This repo contains code to understand how a galaxy spin depends on properties such as stellar mass, halo mass, group membership, and, large-scale environment.
A galaxy's spin appears to be strongly correlated with morphology, with secondary dependences on stellar mass and inclination (i.e. λR is a biased obervational estimate), however, local and large-scale environment (filamentary structure) are informative (to a lesser degree). This is detailed in chapter 4 of my thesis, and, best quickly summarised here based on results from ./scripts/random_forest/
and ./plots/random_forest/
.
Data is taken from various sources and a basic summary of each catalogue is given here, however, for more detail see here and the references therein.
-
Integral field unit observations are from the MaNGA galaxy survey, which is processed by the internal Data Analysis Pipeline DAP. This is used to compute λR, a flux weighted measure of coherent rotation of a galaxy see here.
-
Additional information is taken from the NASA-Sloan Atlas targetting catalogue which provides stellar mass, and, galaxy inclination. For all galaxies in MaNGA, morphological classifications from citizen science project galaxyZoo are found.
-
These catalogues are cross-matched with group catalogues found from galaxies in the SDSS-DR7 spectroscopic sample, which provides halo mass, and, central/satellite definition.
-
Cosmic web catalogues are also cross-matched to this data to provide distances to morphological features of the cosmic web such as distances to filaments and nodes.

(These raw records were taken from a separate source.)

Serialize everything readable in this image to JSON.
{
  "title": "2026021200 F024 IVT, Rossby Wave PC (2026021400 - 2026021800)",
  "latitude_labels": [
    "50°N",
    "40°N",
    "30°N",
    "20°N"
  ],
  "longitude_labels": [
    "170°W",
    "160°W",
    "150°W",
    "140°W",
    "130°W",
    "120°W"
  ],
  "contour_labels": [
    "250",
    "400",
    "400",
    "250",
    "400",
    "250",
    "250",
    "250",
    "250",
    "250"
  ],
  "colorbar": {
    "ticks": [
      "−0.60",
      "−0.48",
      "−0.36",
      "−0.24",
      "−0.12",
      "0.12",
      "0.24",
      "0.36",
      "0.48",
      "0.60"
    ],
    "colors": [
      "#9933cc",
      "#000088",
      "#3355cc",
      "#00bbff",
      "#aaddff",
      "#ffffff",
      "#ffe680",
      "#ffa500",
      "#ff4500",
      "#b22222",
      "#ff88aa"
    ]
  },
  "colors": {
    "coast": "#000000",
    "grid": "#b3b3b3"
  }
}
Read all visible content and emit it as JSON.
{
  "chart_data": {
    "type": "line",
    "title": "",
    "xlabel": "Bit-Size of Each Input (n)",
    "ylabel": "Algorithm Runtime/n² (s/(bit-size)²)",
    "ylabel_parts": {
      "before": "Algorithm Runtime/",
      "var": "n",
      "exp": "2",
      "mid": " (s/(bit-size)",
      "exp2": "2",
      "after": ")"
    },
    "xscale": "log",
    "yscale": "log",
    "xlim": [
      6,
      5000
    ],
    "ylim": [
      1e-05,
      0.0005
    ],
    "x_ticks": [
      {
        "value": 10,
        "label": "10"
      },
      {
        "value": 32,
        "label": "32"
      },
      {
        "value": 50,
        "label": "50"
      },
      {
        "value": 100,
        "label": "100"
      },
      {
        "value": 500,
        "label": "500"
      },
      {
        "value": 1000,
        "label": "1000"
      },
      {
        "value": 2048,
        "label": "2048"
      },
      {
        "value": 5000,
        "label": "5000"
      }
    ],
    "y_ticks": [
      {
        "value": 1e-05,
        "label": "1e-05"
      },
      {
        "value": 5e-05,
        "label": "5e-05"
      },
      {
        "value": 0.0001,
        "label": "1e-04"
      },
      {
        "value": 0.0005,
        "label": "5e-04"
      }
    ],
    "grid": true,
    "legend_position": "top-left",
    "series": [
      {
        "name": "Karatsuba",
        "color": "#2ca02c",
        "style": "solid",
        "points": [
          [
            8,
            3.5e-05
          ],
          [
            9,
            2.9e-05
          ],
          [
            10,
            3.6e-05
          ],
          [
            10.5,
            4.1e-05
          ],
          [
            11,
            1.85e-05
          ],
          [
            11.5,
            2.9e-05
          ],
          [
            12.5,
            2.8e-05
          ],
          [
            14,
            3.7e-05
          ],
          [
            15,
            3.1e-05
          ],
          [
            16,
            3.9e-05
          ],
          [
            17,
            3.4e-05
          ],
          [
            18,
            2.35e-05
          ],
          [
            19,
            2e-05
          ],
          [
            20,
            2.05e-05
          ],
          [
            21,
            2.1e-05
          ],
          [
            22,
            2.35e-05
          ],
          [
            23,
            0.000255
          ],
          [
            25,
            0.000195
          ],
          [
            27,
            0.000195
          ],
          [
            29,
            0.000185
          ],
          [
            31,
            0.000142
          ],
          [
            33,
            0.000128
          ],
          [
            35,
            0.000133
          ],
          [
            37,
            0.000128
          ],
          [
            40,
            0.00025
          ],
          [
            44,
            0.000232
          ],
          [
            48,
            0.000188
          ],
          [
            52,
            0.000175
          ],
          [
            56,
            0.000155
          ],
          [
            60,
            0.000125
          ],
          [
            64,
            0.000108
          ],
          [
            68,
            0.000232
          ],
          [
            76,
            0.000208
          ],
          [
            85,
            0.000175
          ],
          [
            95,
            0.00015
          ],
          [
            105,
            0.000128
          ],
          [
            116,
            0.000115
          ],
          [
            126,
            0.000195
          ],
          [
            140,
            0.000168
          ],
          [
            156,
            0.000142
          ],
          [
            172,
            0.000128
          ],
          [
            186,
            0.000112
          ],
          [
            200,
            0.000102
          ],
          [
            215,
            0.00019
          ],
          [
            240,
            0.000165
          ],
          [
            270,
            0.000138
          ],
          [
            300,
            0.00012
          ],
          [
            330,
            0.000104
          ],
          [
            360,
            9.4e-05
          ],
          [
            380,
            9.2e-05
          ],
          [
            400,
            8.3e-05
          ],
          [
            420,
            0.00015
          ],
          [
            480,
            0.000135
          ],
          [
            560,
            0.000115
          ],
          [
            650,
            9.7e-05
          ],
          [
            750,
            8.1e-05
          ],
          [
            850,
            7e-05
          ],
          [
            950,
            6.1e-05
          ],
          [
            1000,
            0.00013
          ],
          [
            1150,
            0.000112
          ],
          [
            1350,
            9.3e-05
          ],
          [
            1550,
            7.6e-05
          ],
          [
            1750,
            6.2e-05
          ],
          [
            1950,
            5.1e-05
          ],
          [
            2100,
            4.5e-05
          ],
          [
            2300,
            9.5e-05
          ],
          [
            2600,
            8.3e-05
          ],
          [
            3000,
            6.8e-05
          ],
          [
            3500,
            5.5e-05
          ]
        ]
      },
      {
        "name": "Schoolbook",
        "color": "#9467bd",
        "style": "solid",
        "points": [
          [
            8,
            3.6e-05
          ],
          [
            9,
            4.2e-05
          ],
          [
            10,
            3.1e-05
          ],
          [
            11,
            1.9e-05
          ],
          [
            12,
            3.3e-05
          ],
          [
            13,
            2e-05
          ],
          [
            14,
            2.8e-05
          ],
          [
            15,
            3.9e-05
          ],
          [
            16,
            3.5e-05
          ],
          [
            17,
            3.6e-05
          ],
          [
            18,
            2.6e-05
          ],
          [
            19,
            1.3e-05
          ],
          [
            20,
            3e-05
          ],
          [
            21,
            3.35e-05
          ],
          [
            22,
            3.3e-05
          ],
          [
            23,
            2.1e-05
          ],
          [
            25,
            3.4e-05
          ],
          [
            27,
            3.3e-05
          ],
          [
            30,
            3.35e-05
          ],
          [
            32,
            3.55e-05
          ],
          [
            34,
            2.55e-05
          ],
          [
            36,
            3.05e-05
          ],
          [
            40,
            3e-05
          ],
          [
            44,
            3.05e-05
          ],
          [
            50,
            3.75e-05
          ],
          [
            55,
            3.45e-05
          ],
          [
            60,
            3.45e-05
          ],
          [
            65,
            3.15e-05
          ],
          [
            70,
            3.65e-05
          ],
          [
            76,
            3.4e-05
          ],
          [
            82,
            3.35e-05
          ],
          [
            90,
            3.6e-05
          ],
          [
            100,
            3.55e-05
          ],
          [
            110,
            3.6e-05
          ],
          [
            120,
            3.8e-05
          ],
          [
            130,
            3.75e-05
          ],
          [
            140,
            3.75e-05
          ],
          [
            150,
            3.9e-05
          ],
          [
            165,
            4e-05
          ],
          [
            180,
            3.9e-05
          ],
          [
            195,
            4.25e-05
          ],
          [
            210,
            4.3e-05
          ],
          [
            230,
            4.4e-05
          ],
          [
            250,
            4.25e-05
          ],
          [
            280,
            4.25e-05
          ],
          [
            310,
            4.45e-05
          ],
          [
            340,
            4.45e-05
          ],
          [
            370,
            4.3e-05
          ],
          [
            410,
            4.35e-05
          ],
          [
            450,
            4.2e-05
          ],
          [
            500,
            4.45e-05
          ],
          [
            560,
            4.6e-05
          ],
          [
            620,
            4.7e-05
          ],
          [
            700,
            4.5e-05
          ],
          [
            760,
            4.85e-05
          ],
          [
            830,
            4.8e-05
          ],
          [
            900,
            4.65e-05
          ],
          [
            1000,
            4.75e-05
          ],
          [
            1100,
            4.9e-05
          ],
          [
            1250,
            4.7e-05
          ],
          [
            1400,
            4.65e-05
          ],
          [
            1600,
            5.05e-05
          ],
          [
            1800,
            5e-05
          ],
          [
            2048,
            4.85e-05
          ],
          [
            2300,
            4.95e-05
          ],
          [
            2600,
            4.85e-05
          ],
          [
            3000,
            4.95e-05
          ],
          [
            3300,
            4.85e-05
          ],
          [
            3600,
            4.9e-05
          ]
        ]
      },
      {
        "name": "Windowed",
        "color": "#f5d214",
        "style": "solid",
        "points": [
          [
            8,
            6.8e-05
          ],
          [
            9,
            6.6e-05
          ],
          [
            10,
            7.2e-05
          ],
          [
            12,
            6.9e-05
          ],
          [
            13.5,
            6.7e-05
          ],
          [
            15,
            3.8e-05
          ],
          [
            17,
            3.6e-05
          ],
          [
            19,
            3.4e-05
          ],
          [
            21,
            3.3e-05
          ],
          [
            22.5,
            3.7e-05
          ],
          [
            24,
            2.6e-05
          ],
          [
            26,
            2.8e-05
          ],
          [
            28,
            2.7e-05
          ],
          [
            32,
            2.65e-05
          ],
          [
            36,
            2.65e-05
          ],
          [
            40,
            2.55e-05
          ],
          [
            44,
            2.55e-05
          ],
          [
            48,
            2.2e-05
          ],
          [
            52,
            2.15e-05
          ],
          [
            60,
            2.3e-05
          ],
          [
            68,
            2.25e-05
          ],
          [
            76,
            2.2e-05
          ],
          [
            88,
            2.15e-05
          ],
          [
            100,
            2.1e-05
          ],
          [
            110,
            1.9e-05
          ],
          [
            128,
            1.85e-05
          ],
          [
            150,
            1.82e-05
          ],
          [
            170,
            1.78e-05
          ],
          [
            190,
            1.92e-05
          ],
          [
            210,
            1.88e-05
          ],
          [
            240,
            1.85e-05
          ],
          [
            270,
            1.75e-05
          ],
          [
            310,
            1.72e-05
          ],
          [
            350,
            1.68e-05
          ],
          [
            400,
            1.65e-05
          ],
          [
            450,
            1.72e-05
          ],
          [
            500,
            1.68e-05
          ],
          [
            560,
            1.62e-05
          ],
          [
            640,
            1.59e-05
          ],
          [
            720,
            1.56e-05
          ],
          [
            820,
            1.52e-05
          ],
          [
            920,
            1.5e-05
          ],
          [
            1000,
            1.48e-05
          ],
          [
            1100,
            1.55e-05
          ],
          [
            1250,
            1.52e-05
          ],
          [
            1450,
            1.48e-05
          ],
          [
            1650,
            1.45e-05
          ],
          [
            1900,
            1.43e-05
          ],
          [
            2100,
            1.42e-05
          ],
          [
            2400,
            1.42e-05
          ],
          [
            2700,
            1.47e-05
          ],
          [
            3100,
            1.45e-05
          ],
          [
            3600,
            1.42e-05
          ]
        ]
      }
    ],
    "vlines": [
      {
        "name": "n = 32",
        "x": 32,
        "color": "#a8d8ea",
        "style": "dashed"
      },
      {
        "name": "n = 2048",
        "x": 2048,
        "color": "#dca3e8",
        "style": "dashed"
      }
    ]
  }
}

The total number of MaNGA galaxies (for MPL-9) after cross-matching information from each of these catalogues (top row) and cumulatively cross-matching (bottom row) are given here:
MaNGA (w GalaxyZoo) | Group membership | Cosmic-web | |
---|---|---|---|
Cross-matched | 7398 | 6343 | 6378 |
Cumulative cross-matched | 7398 | 6343 | 6117 |
Data catalogues (and various versions of MaNGA data releases) are brought together by the catalog class object found here, which performs the cross-matching. Catalog class objects store cross-matched information in the form of a pandas.DataFrame object (stored as property catalog.df).
The catalog class objects also contain various methods to select galaxy sub-samples based on these properties (./lib/catalog_init.py
), for data processing ./lib/catalog_process.py
and plotting ./lib/catalog_plot.py
. These methods are tied together in ./catalog.py
, however, are mainly used for the ./scripts/thesis_plots
directory.
MaNGA data used by the catalog object here is currently proprietary and hence not included in the repo.
To evaluate the importance of various galaxy properties (including local and large-scale environment) in predicting a galaxy's spin, we generate a random forest to predict λR.
- (nsersic) sersic index
- (b/a) inclination
- (Mstel) stellar mass
- (Mhalo) halo mass
- (Dnode) distance to nearest node (of the cosmic web)
- (Dskel) distance to nearest filament segment (of the cosmic web)
- (cen/sat) group membership (i.e. if the galaxy is the most massive (central) in the group or not (satellite))
We test various parameterisations of morphology including one-hot encoding of galaxyZoo classifications (i.e. ETGs, LTGs etc.), empirically estimated morphological T-type (using vote fractions in GZ), however, sersic index appears to be most informative for predicting galaxy spin (see ./plots/random_forest/morphology_importances.pdf
.
The best performing random forest is found using the sklearn
optimized (cross-validated) grid-search method GridSearchCV
. In contrast to a full grid-search, not all parameter values are tried, however, a fixed number of setting combinations are sampled from the distribution. We find there is no significant drop-off in performance between various hyperparameter combinations, however, our best random forest set-up is found to be:
{'n_estimators': 1000,
'min_samples_split': 5,
'min_samples_leaf': 4,
'max_features': 'sqrt',
'max_depth': 10}
Using the following parameters and hyperparameters, a random forest is generated using the cross-matched data from the catalog class (6117 galaxies), where 80% is used for training and 20% for testing. We find that the model predictions have a mean absolute error of 0.12538. To compare the performance of the network (and importance of secondary parameters), we also generate a random forest (with the same hyperparameters) just using nsersic and b/a. We find the model predictions to have a mean absolute error of 0.12937. The λR predicted distributions for the random forests (using all parameters and just the two most important (nsersic, b/a)) and the actual values are shown here:
To evaluate the performance of the predictions we also plot the correlation (with pearson correlation coeffients) with the actual λR values for the test data. We find that the random forests make reasonably informed predictions of λR, however, struggle to predict low or high values. The correlation plot is shown here:
A natural output of random forests is the relative importances of input features (based on the frequency of a given feature in nodes across all of the decision trees in the forest). The relative importances (i.e. normalised so they all sum to one) are given here:
We find that sersic index and inclination are most informative of predicting λR, however there are reasonable contributions from stellar and halo mass along with small but significant contributions from cosmic-web environment. Group membership appears to be insignificant (however is encoded as a binary discrete parameter, which may impact its importance ranking relative to all other features which are continuous).